Sunday, March 2, 2014

Matrix Sketching

Last time, I wrote about a clever algorithm for approximating the histogram for a stream using bounded memory. The post was motivated by this paper, which is an extension of that algorithm to a problem that seems unrelated at first glance, which is matrix sketching. The matrix sketching problem is as follows: given the rows of a large matrix $A \in \mathbb{R}^{n \times m}$ as a stream, produce a matrix $B \in \mathbb{R}^{l \times m}$ where $l << n$ which is a "good" approximation for $A$ when multiplied with vectors. Specifically, the algorithm in the paper achieves the following result: if $l = 1/\epsilon$, then it produces a matrix $B$ such that, for any unit vector $x$,

$||Ax||^2 \ge ||Bx||^2 \ge ||Ax||^2 - \epsilon ||A||_f^2$

where $||A||_f$ is the Frobenius norm of $A$. Here you can see the parallels with the frequency approximation algorithm; the error is a function of how "big" the stream is, which in this case is the Frobenius norm of the input matrix.

The algorithm works as follows: start with $B$ as a $l \times m$ matrix of all zeroes, and for each input row $A_i$ do the following update:
1. Set $B_l = A_i$ (the last row of $B$).
2. Compute the singular value decomposition (SVD) of $B$, so we obtain $B = U \Sigma V$ with the standard assumption that the diagonal values of $\Sigma$ are $\sigma_1 \ge \sigma_2 \ge \cdots \ge \sigma_l$.
3. "Remove" the smallest singular value from $\Sigma$ by letting

$\bar{\Sigma} = \sqrt{\max(\Sigma - I_l \sigma_l^2, 0)}$

where $I_l$ is the $l \times l$ identity matrix.
4. Then set $B = \bar{\Sigma}V$ (note that the last row of $B$ is all zeroes after this step because the last row of $\bar{\Sigma}$ is all zeroes by construction).
At the end, just output the current value of $B$. I won't go into any of the proof details (they can be found in the paper), but it's interesting to try to understand what the algorithm is doing intuitively. The SVD can be thought of (very loosely) as breaking down a matrix into three transformations applied to a multidimensional space: a rotation ($V$), followed by a scaling along the axes ($\Sigma$), and lastly another rotation ($U$). So the singular values are the scaling factors of the matrix in orthogonal directions, and we are removing the smallest one from each of these directions equally. As a result, we only lose a fraction of the accuracy in any particular direction (i.e. $Bx$ versus $Ax$ for a specific $x$) compared to the Frobenius norm of $A$ as a whole.

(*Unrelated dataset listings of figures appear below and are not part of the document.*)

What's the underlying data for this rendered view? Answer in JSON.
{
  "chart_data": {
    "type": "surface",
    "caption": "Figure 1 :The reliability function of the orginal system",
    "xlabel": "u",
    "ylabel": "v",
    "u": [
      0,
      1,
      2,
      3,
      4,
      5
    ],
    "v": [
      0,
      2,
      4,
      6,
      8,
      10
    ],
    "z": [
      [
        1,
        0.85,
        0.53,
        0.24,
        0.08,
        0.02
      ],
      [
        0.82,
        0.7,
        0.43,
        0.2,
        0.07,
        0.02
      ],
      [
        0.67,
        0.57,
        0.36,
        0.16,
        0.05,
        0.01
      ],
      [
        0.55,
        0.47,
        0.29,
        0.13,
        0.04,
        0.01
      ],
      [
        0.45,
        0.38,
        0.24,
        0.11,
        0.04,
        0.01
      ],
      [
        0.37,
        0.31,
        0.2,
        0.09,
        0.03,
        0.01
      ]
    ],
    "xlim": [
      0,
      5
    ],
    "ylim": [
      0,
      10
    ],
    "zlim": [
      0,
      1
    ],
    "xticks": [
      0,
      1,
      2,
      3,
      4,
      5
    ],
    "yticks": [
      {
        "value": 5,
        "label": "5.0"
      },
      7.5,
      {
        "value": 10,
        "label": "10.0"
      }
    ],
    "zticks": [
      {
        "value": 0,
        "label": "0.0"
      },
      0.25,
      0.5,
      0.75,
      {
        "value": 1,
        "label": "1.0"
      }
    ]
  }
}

This would be pretty cool even if it was a purely theoretical result since it ties two problems together in a very elegant way, but it gets better. The paper goes on to explore the algorithm's performance with some experiments and observes that the accuracy is quite an improvement over existing techniques for matrix sketching. Moreover, computing the SVD is somewhat expensive, so the author describes how the algorithm can be parallelized as well as a way to reduce the computational cost of the SVD step and only slightly relaxing the guarantees. It's a very nice paper that spans both the theoretical and practical domains for the matrix sketching problem.